Il faut rappeler que la Convention sur l'interdiction des armes chimiques de 1993 interdit formellement le transfert de certains produits chimiques à des entités non étatiques. Or, supposons que les auteurs des attaques chimiques en Syrie ne soient pas les autorités syriennes? Les pays occidentaux se tourneraient alors contre qui? Contre les rebelles? Lesquels? Comment s'y prendraient-ils? On peut supposer que l'empressement de ces pays à mener une attaque armée contre la Syrie sans attendre la conclusion de la mission de l'ONU soit motivé par les craintes de découvrir des choses qui n'arrangent pas leurs desseins. Ceux-ci sont clairs et sont d'ordre géopolitique. Chaque va-t-en-guerre à son propre agenda. Les Etats-Unis veulent garder le monopole sur le Moyen-Orient. La France et la Grande Bretagne cherchent à saisir l'opportunité qui s'offre à eux pour reprendre pied dans cette région d'où ils ont été éjectés en 1956 après la malheureuse expédition de Suez.
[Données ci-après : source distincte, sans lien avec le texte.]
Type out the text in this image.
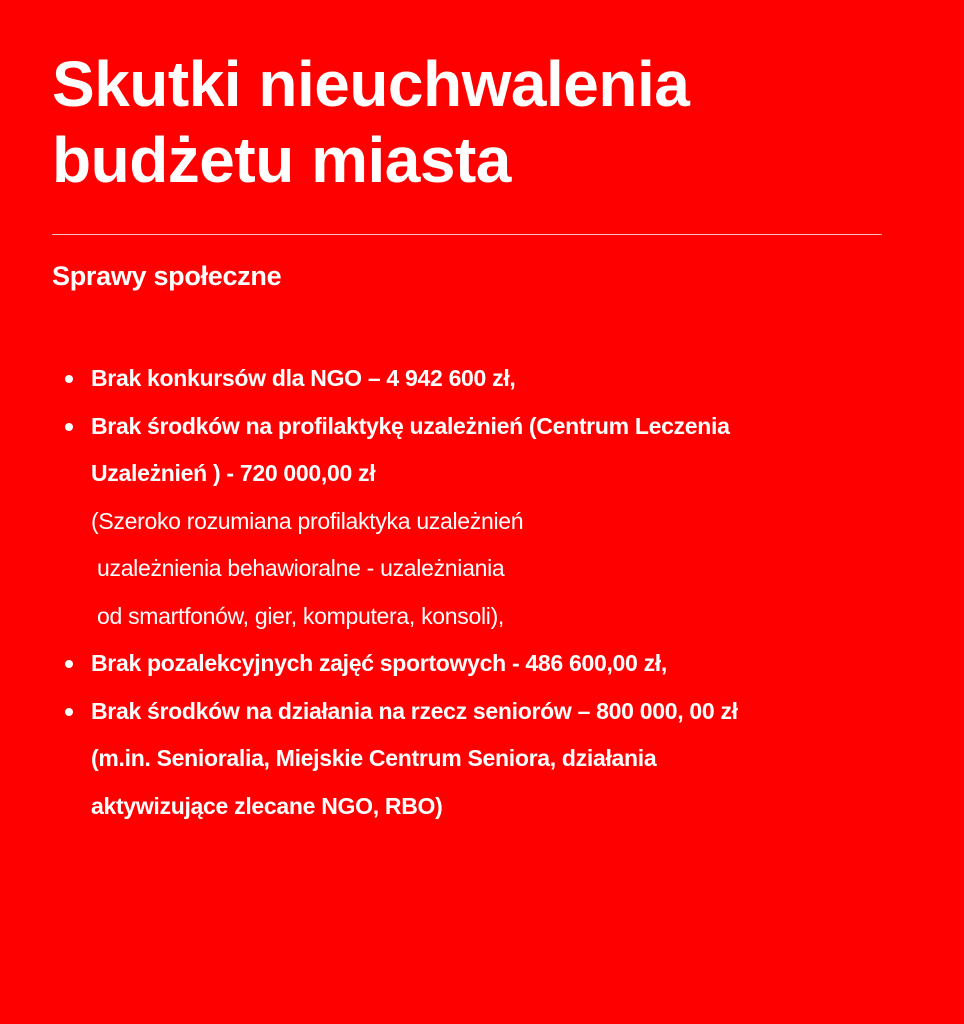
Skutki nieuchwalenia
budżetu miasta
Sprawy społeczne
Brak konkursów dla NGO – 4 942 600 zł,
Brak środków na profilaktykę uzależnień (Centrum Leczenia
Uzależnień ) - 720 000,00 zł
(Szeroko rozumiana profilaktyka uzależnień
uzależnienia behawioralne - uzależniania
od smartfonów, gier, komputera, konsoli),
Brak pozalekcyjnych zajęć sportowych - 486 600,00 zł,
Brak środków na działania na rzecz seniorów – 800 000, 00 zł
(m.in. Senioralia, Miejskie Centrum Seniora, działania
aktywizujące zlecane NGO, RBO)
Qu'il s'agisse d'ingérence humanitaire, de droit ou devoir d'ingérence, de droit ou devoir d'assistance humanitaire, de devoir de protéger ou encore de responsabilité de protéger, toutes ces notions, volontairement confuses et ambigües, renvoient à une même réalité: l'immixtion d'Etats puissants dans les affaires intérieures d'Etats plus faibles, en violation si nécessaire de leur souveraineté, avec ou sans l'accord du Conseil de sécurité.
En raison de leurs agissements lointains et surtout récents, la crédibilité des va-t-en-guerre est largement entamée auprès de l'opinion publique internationale, y compris auprès de leurs propres peuples. En raison aussi de la sélectivité de leurs interventions: ils interviennent au Kosovo, mais pas en Tchétchénie, en Côte d'Ivoire, en Libye, mais pas à Bahreïn. C'est qu'il y a à la base de l'intervention ou de la non-intervention, soit un rapport de force, soit des intérêts politiques, économiques ou géostratégiques. En raison enfin des dégâts irréparables commis là où ils sont intervenus.
Ceux qui demandent une action armée des pays occidentaux contre un pays souverain doivent méditer cette citation de Mocharrafoddin Saadi (XIIIe siècle) dans «Le jardin des roses»: «Arriver au paradis par le secours d'un autre, c'est passer par les tourments de l'enfer.»

(1) «L'agression est l'emploi de la force armée par un Etat contre la souveraineté, l'intégrité territoriale ou l'indépendance politique d'un autre Etat, ou de toute autre manière incompatible avec la Charte des Nations unies».